Hurst exponents of simulated time series of yearly rainfall totals for three different residence times J = 5, 10, 20 years and different values of groundwater discharge area fraction fg (fg = 0 is the case without groundwater). Hurst exponents have been estimated by re-scaled range analysis. We have omitted the error bars for readability of the Figure (standard deviation on average 0.0065).

4. Discussion

[13] In this study we coined the hypothesis that groundwater convergence may have an effect on rainfall persistence and illustrated this hypothesis with a simple model applied to a specific case [i.e., Entekhabi et al., 1992]. We realise that in our simple model many processes are not taken into account, such as seasonality, the connection between continental soil moisture status and Monsoon strength [Zhu et al., 2005], atmospheric boundary layer dynamics [Ek and Holtslag, 2004] and the effect of land surface heterogeneity in relation to meso-scale processes [Pielke et al., 1998; Rodriguez-Iturbe et al., 1998]. However, we believe that at the larger temporal and spatial scales at which this model claims to operate, the average effect of increased soil moisture content and evaporation on precipitation will be positive, and that groundwater redistribution can positively influence average soil moisture status.
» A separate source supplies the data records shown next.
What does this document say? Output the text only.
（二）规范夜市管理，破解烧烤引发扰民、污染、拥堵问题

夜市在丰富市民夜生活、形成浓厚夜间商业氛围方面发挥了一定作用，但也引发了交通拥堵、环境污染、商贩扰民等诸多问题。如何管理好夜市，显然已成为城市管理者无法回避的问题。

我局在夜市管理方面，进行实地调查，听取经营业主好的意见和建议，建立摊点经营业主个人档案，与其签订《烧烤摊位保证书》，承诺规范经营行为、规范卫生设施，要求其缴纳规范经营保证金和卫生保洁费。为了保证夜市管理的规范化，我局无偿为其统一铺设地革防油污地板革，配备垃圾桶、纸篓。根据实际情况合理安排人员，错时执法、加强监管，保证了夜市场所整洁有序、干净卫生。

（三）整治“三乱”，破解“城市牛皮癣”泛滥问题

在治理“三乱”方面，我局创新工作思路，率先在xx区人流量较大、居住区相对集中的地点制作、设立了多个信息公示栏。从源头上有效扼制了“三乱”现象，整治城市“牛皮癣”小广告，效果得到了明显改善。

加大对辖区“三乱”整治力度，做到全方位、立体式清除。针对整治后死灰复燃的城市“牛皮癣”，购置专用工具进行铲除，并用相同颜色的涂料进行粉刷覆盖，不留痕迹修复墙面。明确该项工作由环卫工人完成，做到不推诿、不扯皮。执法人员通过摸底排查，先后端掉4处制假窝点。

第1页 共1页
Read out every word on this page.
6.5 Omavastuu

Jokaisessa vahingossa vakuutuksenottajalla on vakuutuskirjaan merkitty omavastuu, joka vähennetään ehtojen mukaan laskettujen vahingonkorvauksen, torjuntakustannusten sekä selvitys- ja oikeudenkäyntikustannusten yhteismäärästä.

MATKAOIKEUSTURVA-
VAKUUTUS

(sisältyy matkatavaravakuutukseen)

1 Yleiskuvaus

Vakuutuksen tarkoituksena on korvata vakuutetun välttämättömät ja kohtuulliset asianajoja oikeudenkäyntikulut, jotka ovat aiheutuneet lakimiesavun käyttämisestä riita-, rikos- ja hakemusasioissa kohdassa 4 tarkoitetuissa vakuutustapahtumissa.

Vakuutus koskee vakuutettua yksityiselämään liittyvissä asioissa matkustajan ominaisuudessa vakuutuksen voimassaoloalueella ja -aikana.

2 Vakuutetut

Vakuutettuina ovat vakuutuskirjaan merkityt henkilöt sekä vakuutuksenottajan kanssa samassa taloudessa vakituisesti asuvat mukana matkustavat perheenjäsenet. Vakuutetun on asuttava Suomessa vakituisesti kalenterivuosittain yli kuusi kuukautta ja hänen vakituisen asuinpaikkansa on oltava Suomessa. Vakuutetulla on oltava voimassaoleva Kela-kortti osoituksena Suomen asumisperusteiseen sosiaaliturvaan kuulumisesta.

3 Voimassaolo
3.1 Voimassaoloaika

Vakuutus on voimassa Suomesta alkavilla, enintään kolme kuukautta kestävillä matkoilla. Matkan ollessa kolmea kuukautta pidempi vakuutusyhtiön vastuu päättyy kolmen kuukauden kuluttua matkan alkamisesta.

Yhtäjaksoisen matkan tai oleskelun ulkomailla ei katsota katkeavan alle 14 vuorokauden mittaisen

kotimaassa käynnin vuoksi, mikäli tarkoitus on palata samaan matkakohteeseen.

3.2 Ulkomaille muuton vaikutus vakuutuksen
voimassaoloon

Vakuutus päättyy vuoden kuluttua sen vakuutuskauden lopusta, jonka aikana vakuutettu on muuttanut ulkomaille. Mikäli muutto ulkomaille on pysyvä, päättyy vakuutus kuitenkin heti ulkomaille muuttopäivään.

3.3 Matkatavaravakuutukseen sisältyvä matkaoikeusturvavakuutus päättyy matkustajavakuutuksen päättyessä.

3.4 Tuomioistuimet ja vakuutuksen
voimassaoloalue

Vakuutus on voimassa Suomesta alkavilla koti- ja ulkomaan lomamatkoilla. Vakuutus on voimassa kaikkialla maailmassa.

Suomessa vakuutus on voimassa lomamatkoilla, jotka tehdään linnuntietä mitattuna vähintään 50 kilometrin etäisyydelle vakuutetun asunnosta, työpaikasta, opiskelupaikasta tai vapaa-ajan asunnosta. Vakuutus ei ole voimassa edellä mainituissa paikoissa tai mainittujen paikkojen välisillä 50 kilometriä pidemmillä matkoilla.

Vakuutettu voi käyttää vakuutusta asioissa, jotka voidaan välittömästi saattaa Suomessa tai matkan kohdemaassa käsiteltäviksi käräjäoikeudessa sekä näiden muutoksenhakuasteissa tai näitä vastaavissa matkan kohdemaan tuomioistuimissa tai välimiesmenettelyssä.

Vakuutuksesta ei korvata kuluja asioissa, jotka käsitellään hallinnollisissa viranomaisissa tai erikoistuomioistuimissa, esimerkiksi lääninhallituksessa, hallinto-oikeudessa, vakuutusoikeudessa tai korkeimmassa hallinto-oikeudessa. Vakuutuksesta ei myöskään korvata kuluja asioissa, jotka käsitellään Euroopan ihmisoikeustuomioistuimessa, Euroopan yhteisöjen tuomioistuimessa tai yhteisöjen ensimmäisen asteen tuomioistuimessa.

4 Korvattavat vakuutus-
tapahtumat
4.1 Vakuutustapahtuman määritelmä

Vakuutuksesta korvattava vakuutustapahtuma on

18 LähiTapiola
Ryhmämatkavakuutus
Our stochastic model should thus be regarded as a tool describing a first order effect of groundwater convergence on the statistical properties of annual rainfall. Given these limitations we realize that further analysis is required to assess the relative importance of the effect in the context of full atmospheric dynamics. This would require runs with an atmospheric circulation model that is coupled with a realistic representation of the terrestrial hydrological cycle, including full groundwater flow dynamics. Apart from limited experiments with a single atmospheric column model (York et al. [2002], who showed that for a Kansas catchment 20% of the evaporation is groundwater based during dry periods) such runs have not been performed at this time.